Women have long been second-class citizens in TV sketch comedy, never more so than today. On Saturday Night Live, the female cast members are so overshadowed that most of the women’s roles seem to be played by men in drag. The only memorable character created by a woman in the past five years is Julia Sweeney’s Pat — and the joke is that no one knows Pat’s sex. The show has all but abandoned nuanced relationship comedy in favor of TV parodies and broad, running characters that are like antic vaudeville acts. Chevy Chase and Gilda Radner used to play sketches in bed together. Now we have Operaman.
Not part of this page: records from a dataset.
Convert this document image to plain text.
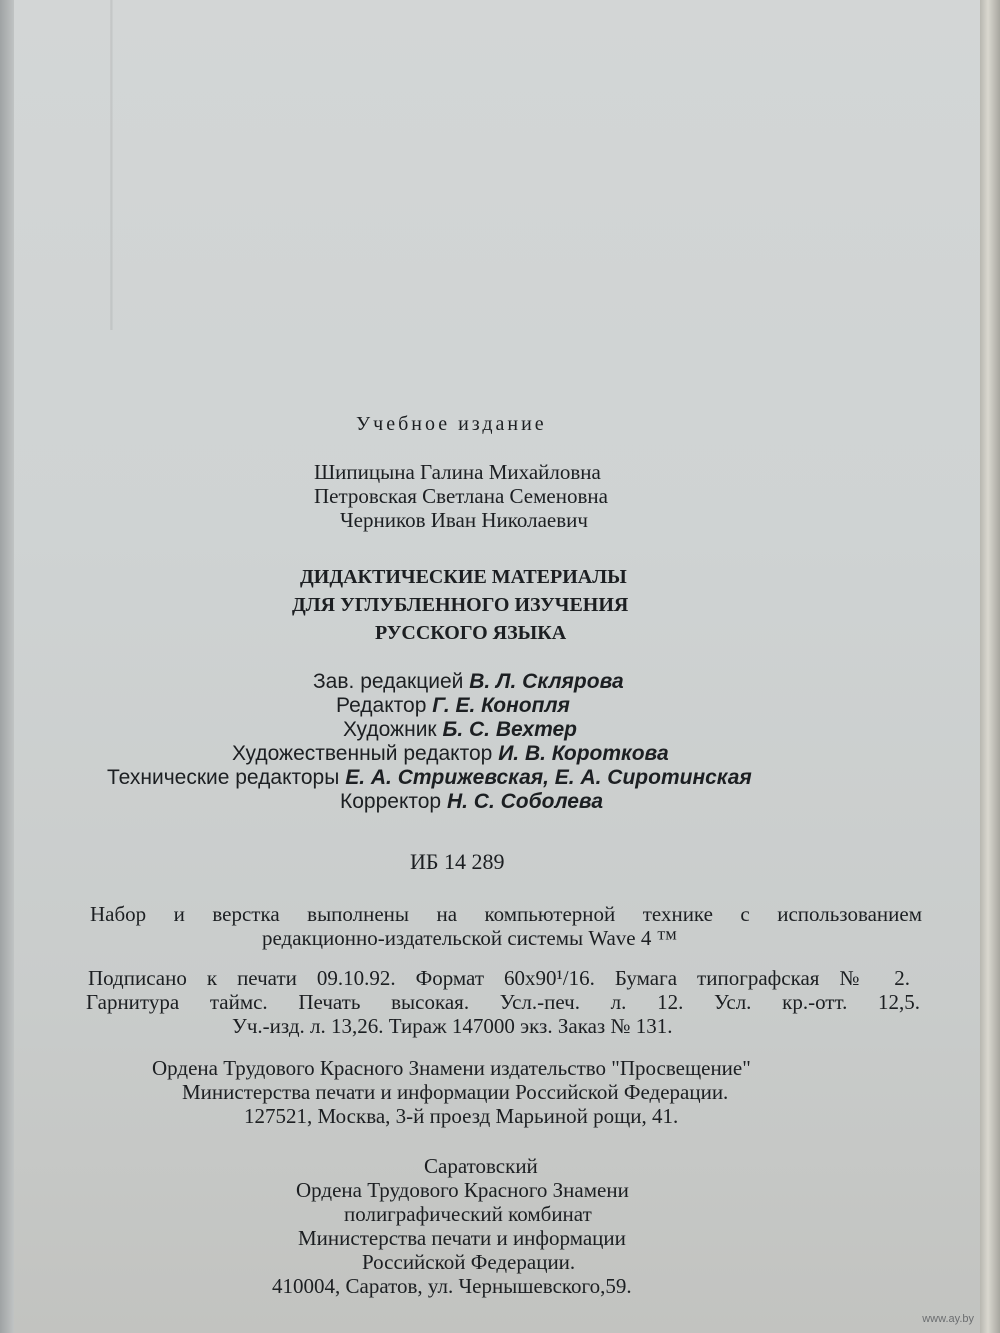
Учебное издание
Шипицына Галина Михайловна
Петровская Светлана Семеновна
Черников Иван Николаевич
ДИДАКТИЧЕСКИЕ МАТЕРИАЛЫ
ДЛЯ УГЛУБЛЕННОГО ИЗУЧЕНИЯ
РУССКОГО ЯЗЫКА
Зав. редакцией В. Л. Склярова
Редактор Г. Е. Конопля
Художник Б. С. Вехтер
Художественный редактор И. В. Короткова
Технические редакторы Е. А. Стрижевская, Е. А. Сиротинская
Корректор Н. С. Соболева
ИБ 14 289
Набор и верстка выполнены на компьютерной технике с использованием
редакционно-издательской системы Wave 4 ™
Подписано к печати 09.10.92. Формат 60х90¹/16. Бумага типографская № 2.
Гарнитура таймс. Печать высокая. Усл.-печ. л. 12. Усл. кр.-отт. 12,5.
Уч.-изд. л. 13,26. Тираж 147000 экз. Заказ № 131.
Ордена Трудового Красного Знамени издательство "Просвещение"
Министерства печати и информации Российской Федерации.
127521, Москва, 3-й проезд Марьиной рощи, 41.
Саратовский
Ордена Трудового Красного Знамени
полиграфический комбинат
Министерства печати и информации
Российской Федерации.
410004, Саратов, ул. Чернышевского,59.
www.ay.by
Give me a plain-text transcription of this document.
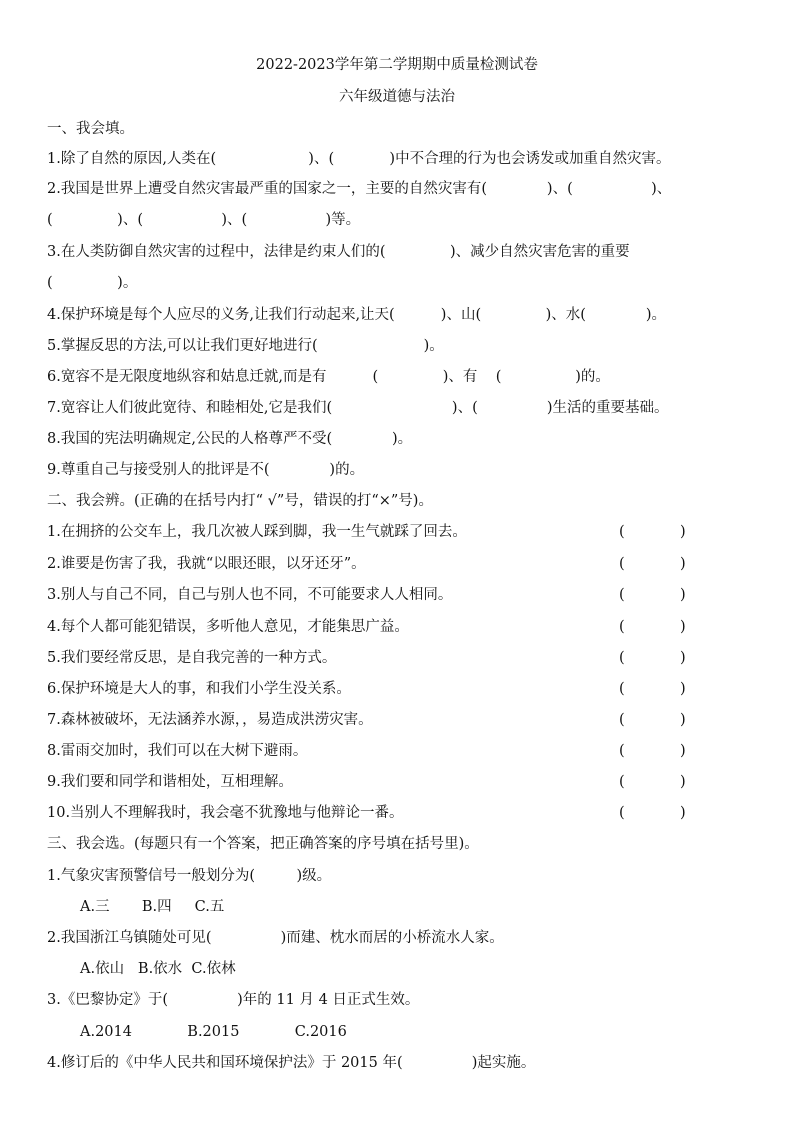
2022-2023学年第二学期期中质量检测试卷
六年级道德与法治
一、我会填。
1.除了自然的原因,人类在(                    )、(            )中不合理的行为也会诱发或加重自然灾害。
2.我国是世界上遭受自然灾害最严重的国家之一，主要的自然灾害有(             )、(                 )、
(              )、(                 )、(                 )等。
3.在人类防御自然灾害的过程中，法律是约束人们的(              )、减少自然灾害危害的重要
(              )。
4.保护环境是每个人应尽的义务,让我们行动起来,让天(          )、山(              )、水(             )。
5.掌握反思的方法,可以让我们更好地进行(                       )。
6.宽容不是无限度地纵容和姑息迁就,而是有          (              )、有    (                )的。
7.宽容让人们彼此宽待、和睦相处,它是我们(                          )、(               )生活的重要基础。
8.我国的宪法明确规定,公民的人格尊严不受(             )。
9.尊重自己与接受别人的批评是不(             )的。
二、我会辨。(正确的在括号内打“ √”号，错误的打“×”号)。
1.在拥挤的公交车上，我几次被人踩到脚，我一生气就踩了回去。	(            )
2.谁要是伤害了我，我就“以眼还眼，以牙还牙”。	(            )
3.别人与自己不同，自己与别人也不同，不可能要求人人相同。	(            )
4.每个人都可能犯错误，多听他人意见，才能集思广益。	(            )
5.我们要经常反思，是自我完善的一种方式。	(            )
6.保护环境是大人的事，和我们小学生没关系。	(            )
7.森林被破坏，无法涵养水源，，易造成洪涝灾害。	(            )
8.雷雨交加时，我们可以在大树下避雨。	(            )
9.我们要和同学和谐相处，互相理解。	(            )
10.当别人不理解我时，我会毫不犹豫地与他辩论一番。	(            )
三、我会选。(每题只有一个答案，把正确答案的序号填在括号里)。
1.气象灾害预警信号一般划分为(         )级。
A.三       B.四     C.五
2.我国浙江乌镇随处可见(               )而建、枕水而居的小桥流水人家。
A.依山   B.依水  C.依林
3.《巴黎协定》于(               )年的 11 月 4 日正式生效。
A.2014            B.2015            C.2016
4.修订后的《中华人民共和国环境保护法》于 2015 年(               )起实施。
She TV does media parodies too, and good ones. Nick Bakay has nailed the sensitive-macho posturing of NYPD Blue’s David Caruso, and the show has lampooned everything from Forrest Gump to a dippy model turned TV host named Bagitta. But She TV’s horizons are broader. That became clear its first week, in an inspired sketch called “What Do Women Want?” Ostensibly a parody of a game show, it turned into a sly satire of the gulf between the sexes; a lone male contestant is trapped in a world where the rules are fuzzy and he’s the only one who isn’t clued in. (Emcee’s question: “Your 10th anniversary falls on a Monday — .” Female player hitting the buzzer before he finishes: “A romantic phone call during your lunch hour!” )

Produced by former SNL writers Bonnie and Terry Turner, She TV ventures into corporate boardrooms, suburban kaffeeklatsches and neighborhood bars with the savvy eye of comics who actually have lives outside the TV studio.

A female executive is so pleased with her mnemonic techniques for remembering names (“bimbo — Fran!”) that she can’t understand why her underlings hate her. A group of tight-faced suburban matrons discuss their plastic surgery. (“Was it painful?” “No, darling, it was Silverman.”) A women’s book club meets every week to discuss the same novel, The Bridges of Madison County. The group’s leader has restyled her hair and wardrobe to look like Francesca, the farm wife who has a torrid affair in the book with a magazine photographer. The others are just as far gone. “You know, I’ve searched through over a hundred copies of National Geographic, and I cannot find a Robert Kincaid photograph for the life of me,” says one. “Why don’t they give him credit?”

The sketches are plentiful and blessedly short, making their satiric point and dashing on. The eight cast members (five women, three men) are uniformly good. She TV is smarter, fresher and more perceptive than any other TV comedy in years. Why hasn’t anyone noticed?